I have written a few times about wearables, because I am genuinely interested in where this stuff is going when it stops being a novelty and starts proving itself in real life.
I had another one of those moments this week at the Service Desk Institute Spark 26 conference.
I opened my keynote talking about the incredible support experience I had when my ŌURA ring failed. What good looked like, what did not, and why these products matter more once they become part of everyday life rather than just another piece of tech.
What nobody in the room knew was that another wearable was helping me through that exact moment.
The one nobody could see
I was using my Even Realities G1 glasses to guide me through the talk.
It was probably the fourth time I had used them when speaking. But it was the first time I had gone in with no fallback at all. No notes. No screen to rely on. No backup plan. Just full trust in the glasses and full focus on the room.
That was the real test.
Thirty minutes on stage. Over five hundred people in the room. Delegates from twenty-eight countries. The sort of setting where you need to stay present, move naturally, work the room, and actually deliver — rather than just recite.
The G1 stood up to it.
How it actually works
For anyone who hasn't seen the G1, the bit that does the work is the teleprompt feature. You load in your script or prompt cards, and they sit discreetly in your eyeline while you speak. They do not float in the centre of your view. They are not a notification you have to dismiss. They are positioned where your gaze falls if you happen to look at them, and stay invisible the rest of the time.
It means you can stay on track without staring down at notes or breaking the connection with the room. If you go off-script, the prompt stays where it was. When you come back, you pick up. No clicker. No glance at a comfort monitor. No reading. Just thinking out loud, with a safety net.
The other thing worth naming is what they look like. They are glasses. Just glasses. People who I had not specifically told assumed they were prescription. The teleprompt was invisible to the audience. Which matters, because the goal of a keynote is presence. Anything that announces itself as tech on stage breaks that presence.
What this is actually a proof point for
I have been writing about the post-smartphone era — the idea that the centre of personal computing is shifting from the device in your pocket to the wearables, sensors, and ambient AI around you. This was a small but real proof point.
For a long time, wearables have been demos. Things you wear to make a point. The G1 wearing me through a thirty-minute keynote was not a demo. It was infrastructure. The wearable was doing real work, in a high-stakes setting, with no opportunity to fail gracefully. And it just… worked.
That is when these technologies get interesting. Not when they try too hard to impress you.

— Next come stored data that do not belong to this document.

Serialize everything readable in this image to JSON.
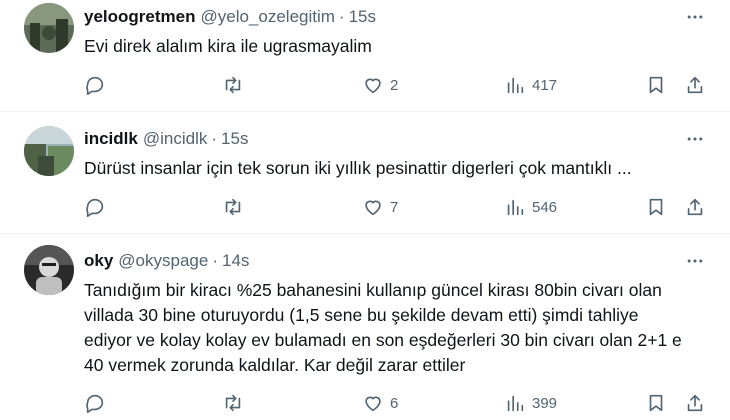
{
  "tweets": [
    {
      "name": "yeloogretmen",
      "handle": "@yelo_ozelegitim",
      "time": "15s",
      "text": [
        "Evi direk alalım kira ile ugrasmayalim"
      ],
      "likes": "2",
      "views": "417",
      "avatar_colors": [
        "#5b6b58",
        "#2f3a2c"
      ]
    },
    {
      "name": "incidlk",
      "handle": "@incidlk",
      "time": "15s",
      "text": [
        "Dürüst insanlar için tek sorun iki yıllık pesinattir digerleri çok mantıklı ..."
      ],
      "likes": "7",
      "views": "546",
      "avatar_colors": [
        "#6c8a5f",
        "#3c4b3a"
      ]
    },
    {
      "name": "oky",
      "handle": "@okyspage",
      "time": "14s",
      "text": [
        "Tanıdığım bir kiracı %25 bahanesini kullanıp güncel kirası 80bin civarı olan",
        "villada 30 bine oturuyordu (1,5 sene bu şekilde devam etti) şimdi tahliye",
        "ediyor ve kolay kolay ev bulamadı en son eşdeğerleri 30 bin civarı olan 2+1 e",
        "40 vermek zorunda kaldılar. Kar değil zarar ettiler"
      ],
      "likes": "6",
      "views": "399",
      "avatar_colors": [
        "#3a3a3a",
        "#d9d9d9"
      ]
    }
  ],
  "separator": "·",
  "icons": {
    "more": "more-dots-icon",
    "reply": "reply-icon",
    "retweet": "retweet-icon",
    "like": "heart-icon",
    "views": "views-chart-icon",
    "bookmark": "bookmark-icon",
    "share": "share-icon"
  },
  "colors": {
    "text_primary": "#0f1419",
    "text_secondary": "#536471",
    "divider": "#eff3f4"
  }
}
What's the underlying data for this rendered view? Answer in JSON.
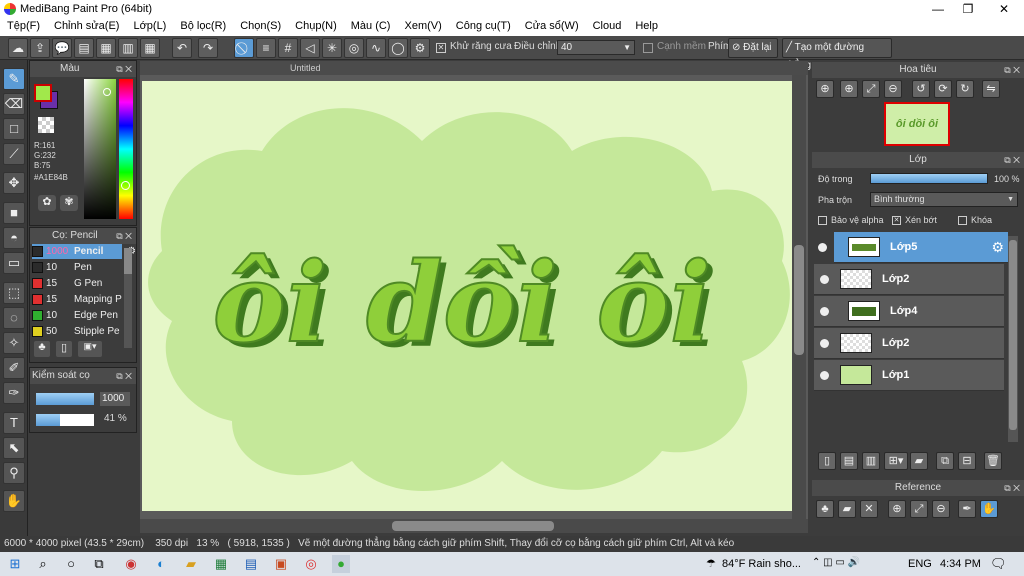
{
  "window": {
    "title": "MediBang Paint Pro (64bit)",
    "minimize": "—",
    "maximize": "❐",
    "close": "✕"
  },
  "menu": [
    "Tệp(F)",
    "Chỉnh sửa(E)",
    "Lớp(L)",
    "Bộ lọc(R)",
    "Chọn(S)",
    "Chụp(N)",
    "Màu (C)",
    "Xem(V)",
    "Công cụ(T)",
    "Cửa sổ(W)",
    "Cloud",
    "Help"
  ],
  "toolbar": {
    "antialias_label": "Khử răng cưa",
    "adjust_label": "Điều chỉnh",
    "adjust_value": "40",
    "soft_edge_label": "Cạnh mềm",
    "key_label": "Phím",
    "reset_label": "Đặt lại",
    "straight_line_label": "Tạo một đường thẳng"
  },
  "color_panel": {
    "title": "Màu",
    "r": "R:161",
    "g": "G:232",
    "b": "B:75",
    "hex": "#A1E84B",
    "primary_color": "#A1E84B",
    "secondary_color": "#6a2fa8"
  },
  "brush_panel": {
    "title": "Cọ: Pencil",
    "items": [
      {
        "size": "1000",
        "name": "Pencil",
        "color": "#2b2b2b"
      },
      {
        "size": "10",
        "name": "Pen",
        "color": "#2b2b2b"
      },
      {
        "size": "15",
        "name": "G Pen",
        "color": "#e03030"
      },
      {
        "size": "15",
        "name": "Mapping P",
        "color": "#e03030"
      },
      {
        "size": "10",
        "name": "Edge Pen",
        "color": "#30b030"
      },
      {
        "size": "50",
        "name": "Stipple Pe",
        "color": "#e0d020"
      }
    ]
  },
  "brush_control": {
    "title": "Kiểm soát cọ",
    "size_value": "1000",
    "opacity_value": "41 %",
    "opacity_fraction": 0.41
  },
  "canvas": {
    "tab_title": "Untitled",
    "artwork_text": "ôi dồi ôi",
    "background": "#e6f7c8"
  },
  "navigator": {
    "title": "Hoa tiêu"
  },
  "layer_panel": {
    "title": "Lớp",
    "opacity_label": "Độ trong",
    "opacity_value": "100 %",
    "blend_label": "Pha trộn",
    "blend_value": "Bình thường",
    "protect_alpha": "Bảo vệ alpha",
    "clipping": "Xén bớt",
    "lock": "Khóa",
    "layers": [
      {
        "name": "Lớp5",
        "selected": true
      },
      {
        "name": "Lớp2",
        "selected": false
      },
      {
        "name": "Lớp4",
        "selected": false
      },
      {
        "name": "Lớp2",
        "selected": false
      },
      {
        "name": "Lớp1",
        "selected": false
      }
    ]
  },
  "reference": {
    "title": "Reference"
  },
  "status": {
    "size": "6000 * 4000 pixel",
    "cm": "(43.5 * 29cm)",
    "dpi": "350 dpi",
    "zoom": "13 %",
    "coords": "( 5918, 1535 )",
    "hint": "Vẽ một đường thẳng bằng cách giữ phím Shift, Thay đổi cỡ cọ bằng cách giữ phím Ctrl, Alt và kéo"
  },
  "taskbar": {
    "weather": "84°F  Rain sho...",
    "lang": "ENG",
    "time": "4:34 PM"
  }
}
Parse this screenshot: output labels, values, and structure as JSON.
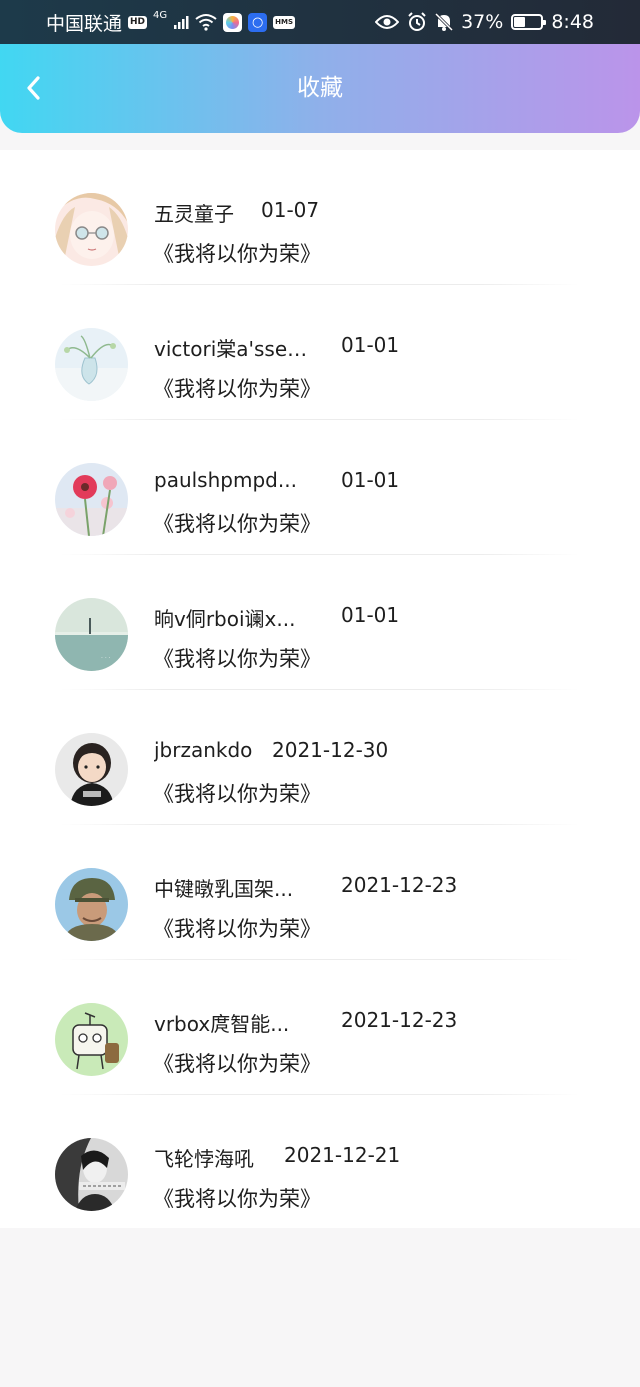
{
  "status_bar": {
    "carrier": "中国联通",
    "hd_tag": "HD",
    "network": "4G",
    "hms_tag": "HMS",
    "battery": "37%",
    "time": "8:48"
  },
  "header": {
    "title": "收藏",
    "back_icon": "chevron-left-icon"
  },
  "favorites": [
    {
      "name": "五灵童子",
      "date": "01-07",
      "book": "《我将以你为荣》",
      "avatar": "anime-girl"
    },
    {
      "name": "victori棠a'ssec...",
      "date": "01-01",
      "book": "《我将以你为荣》",
      "avatar": "glass-vase"
    },
    {
      "name": "paulshpmpd...",
      "date": "01-01",
      "book": "《我将以你为荣》",
      "avatar": "pink-flowers"
    },
    {
      "name": "晌v侗rboi谰x...",
      "date": "01-01",
      "book": "《我将以你为荣》",
      "avatar": "seaside"
    },
    {
      "name": "jbrzankdo",
      "date": "2021-12-30",
      "book": "《我将以你为荣》",
      "avatar": "child"
    },
    {
      "name": "中键暾乳国架...",
      "date": "2021-12-23",
      "book": "《我将以你为荣》",
      "avatar": "soldier"
    },
    {
      "name": "vrbox庹智能...",
      "date": "2021-12-23",
      "book": "《我将以你为荣》",
      "avatar": "cartoon-robot"
    },
    {
      "name": "飞轮悖海吼",
      "date": "2021-12-21",
      "book": "《我将以你为荣》",
      "avatar": "bw-portrait"
    }
  ]
}
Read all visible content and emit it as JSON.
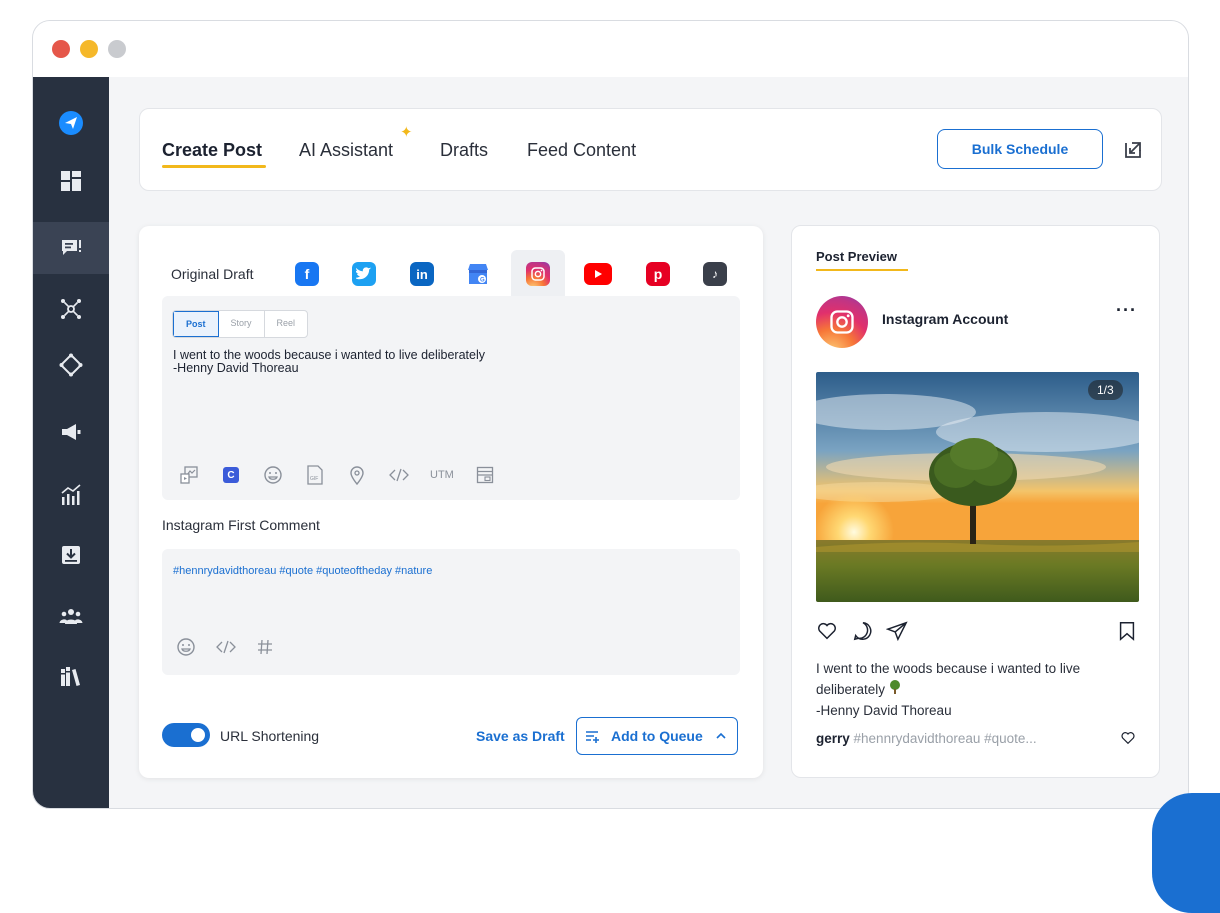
{
  "tabs": {
    "create_post": "Create Post",
    "ai_assistant": "AI Assistant",
    "drafts": "Drafts",
    "feed_content": "Feed Content"
  },
  "header": {
    "bulk_schedule": "Bulk Schedule"
  },
  "editor": {
    "original_draft": "Original Draft",
    "networks": [
      "facebook",
      "twitter",
      "linkedin",
      "google-business",
      "instagram",
      "youtube",
      "pinterest",
      "tiktok"
    ],
    "active_network": "instagram",
    "post_types": {
      "post": "Post",
      "story": "Story",
      "reel": "Reel"
    },
    "post_text": "I went to the woods because i wanted to live deliberately\n-Henny David Thoreau",
    "utm_label": "UTM",
    "first_comment_label": "Instagram First Comment",
    "first_comment_text": "#hennrydavidthoreau #quote #quoteoftheday #nature",
    "url_shortening_label": "URL Shortening",
    "url_shortening_on": true,
    "save_as_draft": "Save as Draft",
    "add_to_queue": "Add to Queue"
  },
  "preview": {
    "title": "Post Preview",
    "account_name": "Instagram Account",
    "image_counter": "1/3",
    "caption_line1": "I went to the woods because i wanted to live",
    "caption_line2": "deliberately",
    "caption_line3": "-Henny David Thoreau",
    "footer_user": "gerry",
    "footer_tags": " #hennrydavidthoreau #quote..."
  },
  "colors": {
    "accent": "#1a6fd1",
    "highlight": "#f2b81b",
    "sidebar": "#283140"
  }
}
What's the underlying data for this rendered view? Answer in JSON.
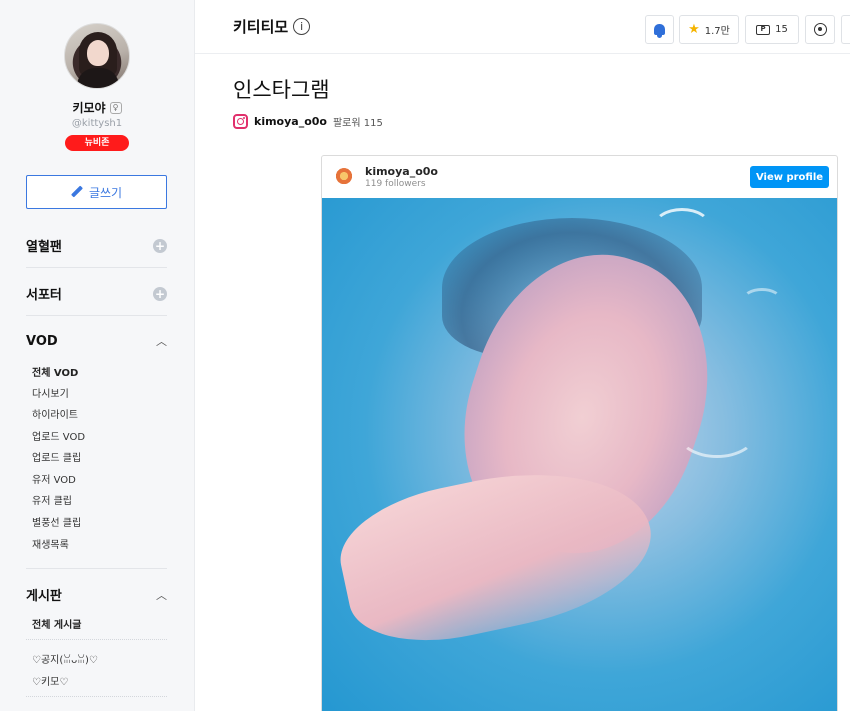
{
  "sidebar": {
    "nickname": "키모야",
    "user_id": "@kittysh1",
    "badge": "뉴비존",
    "write_button": "글쓰기",
    "sections": [
      {
        "label": "열혈팬"
      },
      {
        "label": "서포터"
      },
      {
        "label": "VOD"
      },
      {
        "label": "게시판"
      }
    ],
    "vod_items": [
      "전체 VOD",
      "다시보기",
      "하이라이트",
      "업로드 VOD",
      "업로드 클립",
      "유저 VOD",
      "유저 클립",
      "별풍선 클립",
      "재생목록"
    ],
    "board_items": [
      "전체 게시글",
      "♡공지(ꈍᴗꈍ)♡",
      "♡키모♡"
    ]
  },
  "header": {
    "channel_title": "키티티모",
    "info_icon": "i",
    "stars": "1.7만",
    "tickets": "15",
    "ticket_glyph": "P"
  },
  "main": {
    "page_title": "인스타그램",
    "ig_handle": "kimoya_o0o",
    "ig_followers": "팔로워 115"
  },
  "embed": {
    "username": "kimoya_o0o",
    "followers": "119 followers",
    "view_profile": "View profile"
  },
  "icons": [
    "bell-icon",
    "star-icon",
    "ticket-icon",
    "medal-icon",
    "instagram-icon",
    "pen-icon",
    "plus-icon",
    "chevron-up-icon",
    "info-icon"
  ],
  "colors": {
    "accent_blue": "#3b78e0",
    "instagram_blue": "#0095f6",
    "newbie_red": "#ff1b1b",
    "instagram_pink": "#e1306c"
  }
}
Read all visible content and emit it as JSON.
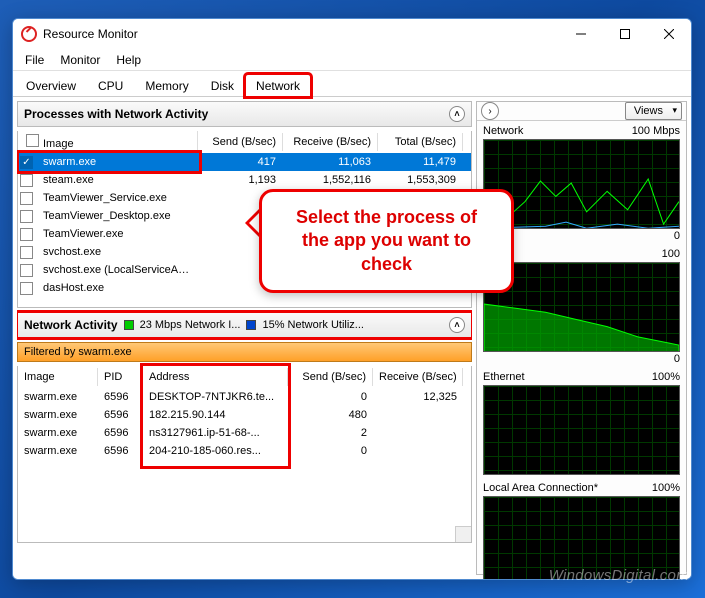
{
  "titlebar": {
    "title": "Resource Monitor"
  },
  "menu": [
    "File",
    "Monitor",
    "Help"
  ],
  "tabs": [
    "Overview",
    "CPU",
    "Memory",
    "Disk",
    "Network"
  ],
  "active_tab": "Network",
  "panel1": {
    "title": "Processes with Network Activity",
    "columns": [
      "Image",
      "Send (B/sec)",
      "Receive (B/sec)",
      "Total (B/sec)"
    ],
    "rows": [
      {
        "checked": true,
        "image": "swarm.exe",
        "send": "417",
        "recv": "11,063",
        "total": "11,479"
      },
      {
        "checked": false,
        "image": "steam.exe",
        "send": "1,193",
        "recv": "1,552,116",
        "total": "1,553,309"
      },
      {
        "checked": false,
        "image": "TeamViewer_Service.exe",
        "send": "",
        "recv": "",
        "total": ""
      },
      {
        "checked": false,
        "image": "TeamViewer_Desktop.exe",
        "send": "",
        "recv": "",
        "total": ""
      },
      {
        "checked": false,
        "image": "TeamViewer.exe",
        "send": "",
        "recv": "",
        "total": ""
      },
      {
        "checked": false,
        "image": "svchost.exe",
        "send": "",
        "recv": "",
        "total": ""
      },
      {
        "checked": false,
        "image": "svchost.exe (LocalServiceAn...",
        "send": "",
        "recv": "",
        "total": ""
      },
      {
        "checked": false,
        "image": "dasHost.exe",
        "send": "",
        "recv": "",
        "total": ""
      }
    ]
  },
  "panel2": {
    "title": "Network Activity",
    "legend_io": "23 Mbps Network I...",
    "legend_util": "15% Network Utiliz...",
    "filter": "Filtered by swarm.exe",
    "columns": [
      "Image",
      "PID",
      "Address",
      "Send (B/sec)",
      "Receive (B/sec)"
    ],
    "rows": [
      {
        "image": "swarm.exe",
        "pid": "6596",
        "addr": "DESKTOP-7NTJKR6.te...",
        "send": "0",
        "recv": "12,325"
      },
      {
        "image": "swarm.exe",
        "pid": "6596",
        "addr": "182.215.90.144",
        "send": "480",
        "recv": ""
      },
      {
        "image": "swarm.exe",
        "pid": "6596",
        "addr": "ns3127961.ip-51-68-...",
        "send": "2",
        "recv": ""
      },
      {
        "image": "swarm.exe",
        "pid": "6596",
        "addr": "204-210-185-060.res...",
        "send": "0",
        "recv": ""
      }
    ]
  },
  "right": {
    "views": "Views",
    "graphs": [
      {
        "label": "Network",
        "max": "100 Mbps",
        "min": "0"
      },
      {
        "label": "",
        "max": "100",
        "min": "0"
      },
      {
        "label": "Ethernet",
        "max": "100%",
        "min": ""
      },
      {
        "label": "Local Area Connection*",
        "max": "100%",
        "min": ""
      }
    ]
  },
  "callout": "Select the process of the app you want to check",
  "watermark": "WindowsDigital.com"
}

When they quietly remove friction in a moment that actually matters.
It is also when the conversation about them changes. While they are demos, they are something IT teams can dismiss as not for the enterprise. The moment a senior practitioner walks on stage, delivers a keynote in front of five hundred people using a pair of glasses, and nobody knows — that conversation is over. They are for the enterprise. The question now is who is paying attention, and who is going to be caught flat-footed when the BYOD policy needs to handle someone's face.
The doubled-up punchline
I spoke about one wearable support experience — the ŌURA ring failure that became a case study in AI-assisted service. Another wearable quietly helped me deliver the talk.
That is not a flashy story. It is the quiet kind of story. Two pieces of personal technology, both invisible to the audience, both doing real work, both reframing what their respective categories are actually capable of. One in a customer service flow. One on a stage.
I may have just convinced myself it is time to see what the G2 can do.